If Rohit felt any pressure, real or imagined, it hardly showed. One of his great strengths has been to shut out the white noise and get on with the job. That's precisely what he did at the MA Chidambaram Stadium on Saturday.
The 12,000 fans making an eager beeline for Day One of the second Test were thoroughly entertained by an innings replete with strokes that only Rohit can produce. Neither the vagaries of a surface more suited to at best Day Three than Day One, nor the loss of opening partner Shubman Gill without a run on the board, fazed the 33-year-old, who dismantled England's feeble threat with luminous strokeplay.
Rohit is one of the few Indian batsmen adept at playing the sweep. Taking a leaf from the English playbook of the first Test, he unleashed a spectacular onslaught from which there was no escape for Joe Root's beleaguered troops. Booming drives and chunky pulls did dot the Chepauk landscape, but it was the regularity and effectiveness of the full-blooded sweep and the cheeky scoop that was the standout feature of his seventh Test hundred.
By the time he was dismissed after nearly six and a half hours of majestic stroke-making, Rohit had breezed to 161, setting the tone for a satisfying end-of-day tally of 300 for six. For the last 220 minutes of his stay, he was kept company by the stolid Ajinkya Rahane, the vice-captain who himself needed a score after a string of poor returns following his 112 at the MCG in December.

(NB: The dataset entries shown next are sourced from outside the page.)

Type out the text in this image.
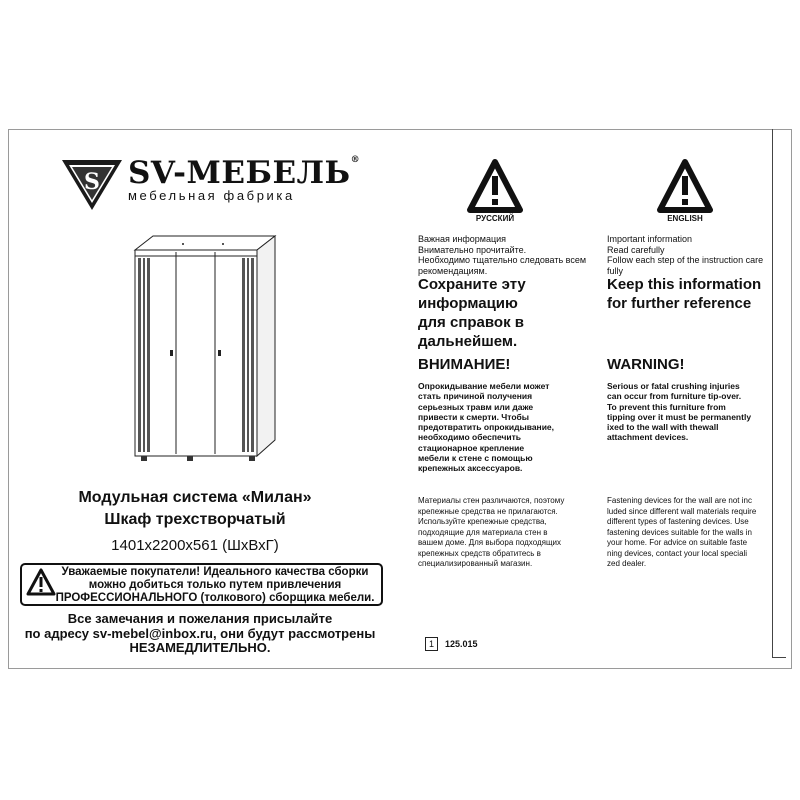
S SV-МЕБЕЛЬ®
мебельная фабрика
Модульная система «Милан»
Шкаф трехстворчатый
1401х2200х561 (ШхВхГ)
Уважаемые покупатели! Идеального качества сборки
можно добиться только путем привлечения
ПРОФЕССИОНАЛЬНОГО (толкового) сборщика мебели.
Все замечания и пожелания присылайте
по адресу sv-mebel@inbox.ru, они будут рассмотрены
НЕЗАМЕДЛИТЕЛЬНО.
РУССКИЙ
Важная информация
Внимательно прочитайте.
Необходимо тщательно следовать всем
рекомендациям.
Сохраните эту
информацию
для справок в
дальнейшем.
ВНИМАНИЕ!
Опрокидывание мебели может
стать причиной получения
серьезных травм или даже
привести к смерти. Чтобы
предотвратить опрокидывание,
необходимо обеспечить
стационарное крепление
мебели к стене с помощью
крепежных аксессуаров.
Материалы стен различаются, поэтому
крепежные средства не прилагаются.
Используйте крепежные средства,
подходящие для материала стен в
вашем доме. Для выбора подходящих
крепежных средств обратитесь в
специализированный магазин.
ENGLISH
Important information
Read carefully
Follow each step of the instruction care
fully
Keep this information
for further reference
WARNING!
Serious or fatal crushing injuries
can occur from furniture tip-over.
To prevent this furniture from
tipping over it must be permanently
ixed to the wall with thewall
attachment devices.
Fastening devices for the wall are not inc
luded since different wall materials require
different types of fastening devices. Use
fastening devices suitable for the walls in
your home. For advice on suitable faste
ning devices, contact your local speciali
zed dealer.
1	125.015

Rahane responded with a classy 67 as he and Rohit made batting look the easiest proposition when it clearly was not. Unperturbed by puffs of dust when the ball disturbed the brittle exterior more than once, the tandem unleashed a wonderful exhibition of mind over matter in stitching together 162 of the very best.
"We were constantly chatting," Rohit recalled the alliance post-stumps. "That's why we were able to get a good partnership. We have played together [a lot] and understand each other's batting. He has played some crucial knocks from time to time. Whenever the team needed runs, in difficult times, he has delivered."
As has the Hitman. If India find themselves well placed to force the issue, you know who is responsible.